Ratcliffe looked at the books. Old man Tyler’s mentality interested him almost as much as the history of the Tyler family,—“Ben Hur,” Paine’s “Age of Reason” and “Rights of Man,” Browne’s “Popular Mechanics,” “The Mechanism of the Watch,” “Martin Chuzzlewit,” and some moderns, including an American edition of “Jude the Obscure.”

“Some of those came off a wreck he had the pickin’s of,” said Tyler, “a thousand-tonner that went ashore off Cat Island.”

“That was before Jude was born,” said Ratcliffe.

“Lord! how do you know that?” said Jude.

Ratcliffe laughed and pointed to the book. “It’s the name on that book,” said he. “I didn’t know: I just guessed.”

“I reckon you’re right,” said Tyler, opening a locker and fetching out cups and saucers and plates and dumping them on the table. “Not that it matters much where it come from, but you’ve got eyes in your head, that’s sure. Say, you’ll stay to breakfast, now you’re aboard?” “I’d like to,” said Ratcliffe, “but I ought to be getting back: they won’t know what’s become of me. And besides I’m in these.”

“That’s easy fixed,” said Tyler. “Jude, tumble up and take the boat over to the hooker and say the gentleman is stayin’ to breakfast an’ll be back directly after. I’ll fix him for clothes.”

Jude vanished, and Tyler, going into the after-cabin, rousted out an old white drill suit of “Pap’s” and a pair of No. 9 canvas shoes.

“They’re new washed since he wore them,” said Tyler. “Slip ’em on over your what’s his names and come along and lend me a hand in the galley—can you cook?”

“You bet!” said Ratcliffe.

Eased in his mind as to the Dryad, the boy in him rose to this little adventure, delightful after weeks of routine and twenty years of ordered life and high respectability.
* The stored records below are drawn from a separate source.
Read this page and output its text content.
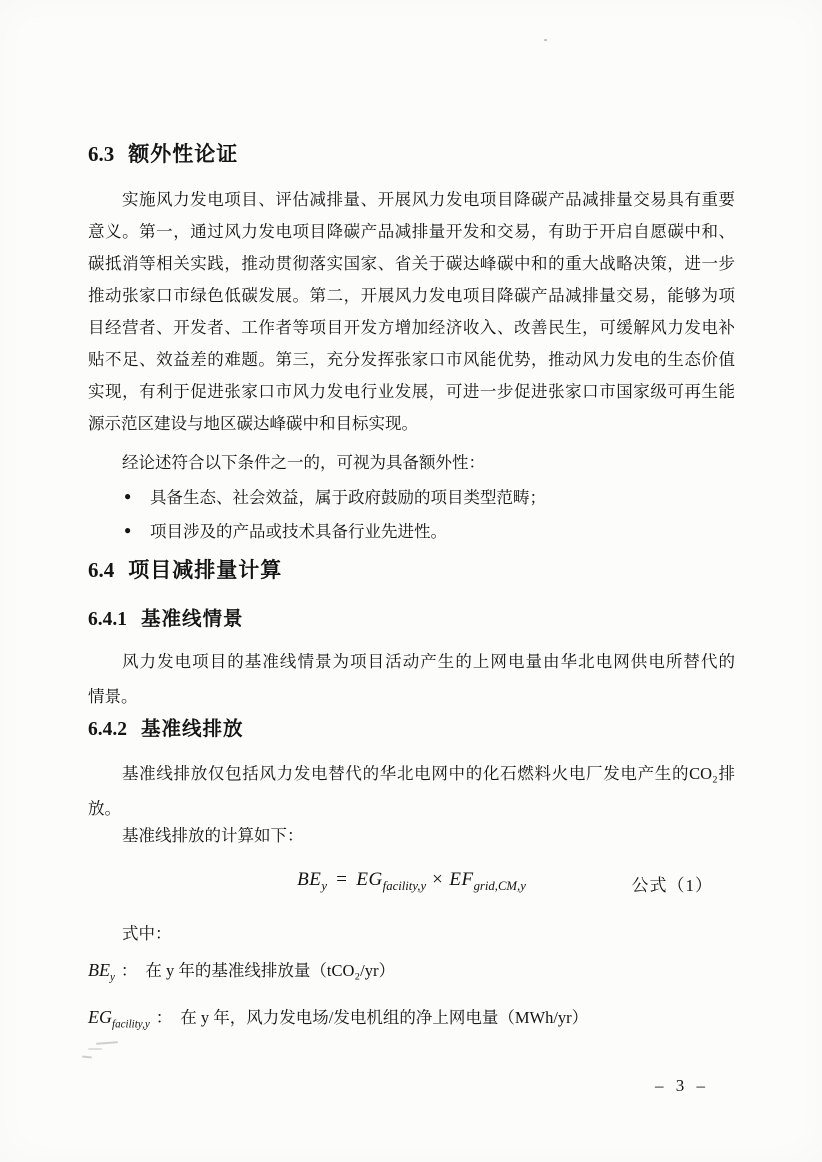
6.3 额外性论证
实施风力发电项目、评估减排量、开展风力发电项目降碳产品减排量交易具有重要
意义。第一，通过风力发电项目降碳产品减排量开发和交易，有助于开启自愿碳中和、
碳抵消等相关实践，推动贯彻落实国家、省关于碳达峰碳中和的重大战略决策，进一步
推动张家口市绿色低碳发展。第二，开展风力发电项目降碳产品减排量交易，能够为项
目经营者、开发者、工作者等项目开发方增加经济收入、改善民生，可缓解风力发电补
贴不足、效益差的难题。第三，充分发挥张家口市风能优势，推动风力发电的生态价值
实现，有利于促进张家口市风力发电行业发展，可进一步促进张家口市国家级可再生能
源示范区建设与地区碳达峰碳中和目标实现。
经论述符合以下条件之一的，可视为具备额外性：
●	具备生态、社会效益，属于政府鼓励的项目类型范畴；
●	项目涉及的产品或技术具备行业先进性。
6.4 项目减排量计算
6.4.1 基准线情景
风力发电项目的基准线情景为项目活动产生的上网电量由华北电网供电所替代的
情景。
6.4.2 基准线排放
基准线排放仅包括风力发电替代的华北电网中的化石燃料火电厂发电产生的CO₂排
放。
基准线排放的计算如下：
$BE_y = EG_{facility,y} \times EF_{grid,CM,y}$	公式（1）
式中：
$BE_y$ ： 在 y 年的基准线排放量（tCO₂/yr）
$EG_{facility,y}$ ： 在 y 年，风力发电场/发电机组的净上网电量（MWh/yr）
– 3 –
He had caravaned, yachted in a small way, fancied that he had at all events touched the fringe of the Free Life—he had never been near it. These sea gipsies in their grubby old boat were It! A grim suspicion that these remains of the Tyler family sailed sometimes pretty close to the law and that their sea pickings were, to put it mildly, various did not detract in the least from their charm. He guessed instinctively they were not rogues of a bad sort. The lantern-jawed Satan had not the face of a saint. There were indications in it indeed of the possibility of a devilish temper no less than a desperate daring, but not a trace of meanness. Jude was astonishingly and patently honest, while old man Tyler, whose presence seemed still to linger on in this floating caravan, had evident titles, of a sort, to respect.
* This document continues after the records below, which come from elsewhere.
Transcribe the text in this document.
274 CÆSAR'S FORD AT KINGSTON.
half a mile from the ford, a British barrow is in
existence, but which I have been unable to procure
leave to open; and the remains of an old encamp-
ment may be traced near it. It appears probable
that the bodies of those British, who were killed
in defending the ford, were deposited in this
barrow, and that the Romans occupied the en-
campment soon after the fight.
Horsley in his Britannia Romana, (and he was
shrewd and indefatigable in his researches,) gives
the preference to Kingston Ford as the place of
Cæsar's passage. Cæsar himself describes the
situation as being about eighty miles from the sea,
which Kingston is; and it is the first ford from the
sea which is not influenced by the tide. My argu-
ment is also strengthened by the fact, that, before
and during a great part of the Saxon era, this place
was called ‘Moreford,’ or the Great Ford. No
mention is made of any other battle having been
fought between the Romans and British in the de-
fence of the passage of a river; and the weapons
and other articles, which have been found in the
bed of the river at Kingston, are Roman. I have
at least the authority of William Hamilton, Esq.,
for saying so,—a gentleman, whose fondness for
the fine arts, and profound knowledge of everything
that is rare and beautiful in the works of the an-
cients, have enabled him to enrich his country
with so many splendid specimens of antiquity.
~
He was helping to fry fish over the oil-stove in the little galley when Jude returned with the information, delivered through the shouting of the frying pan, that everything was all right, and the message had been delivered to a “guy” in a white coat who was hanging his fat head over the starboard rail of the Dryad; that he had told her to mind his paint; that she had told him not to drop his teeth overboard, and he had “sassed” her back; that the Dryad was a dandy ship, but would be a lot dandier if she were hove up on some beach convenient for pickin’ her.

Then she started to make the coffee over an auxiliary stove, mixing her industry with criticisms of the cookery and instructions as to how fish should be fried.

“Jude does the cookin’ mostly,” said Tyler, “and we’d have hot rolls only we were under sail last night and she hadn’t time to set the dough. We’ll have to make out with ship’s bread.”

Considering the condition of Jude’s grubby hands, Ratcliffe wasn’t sorry.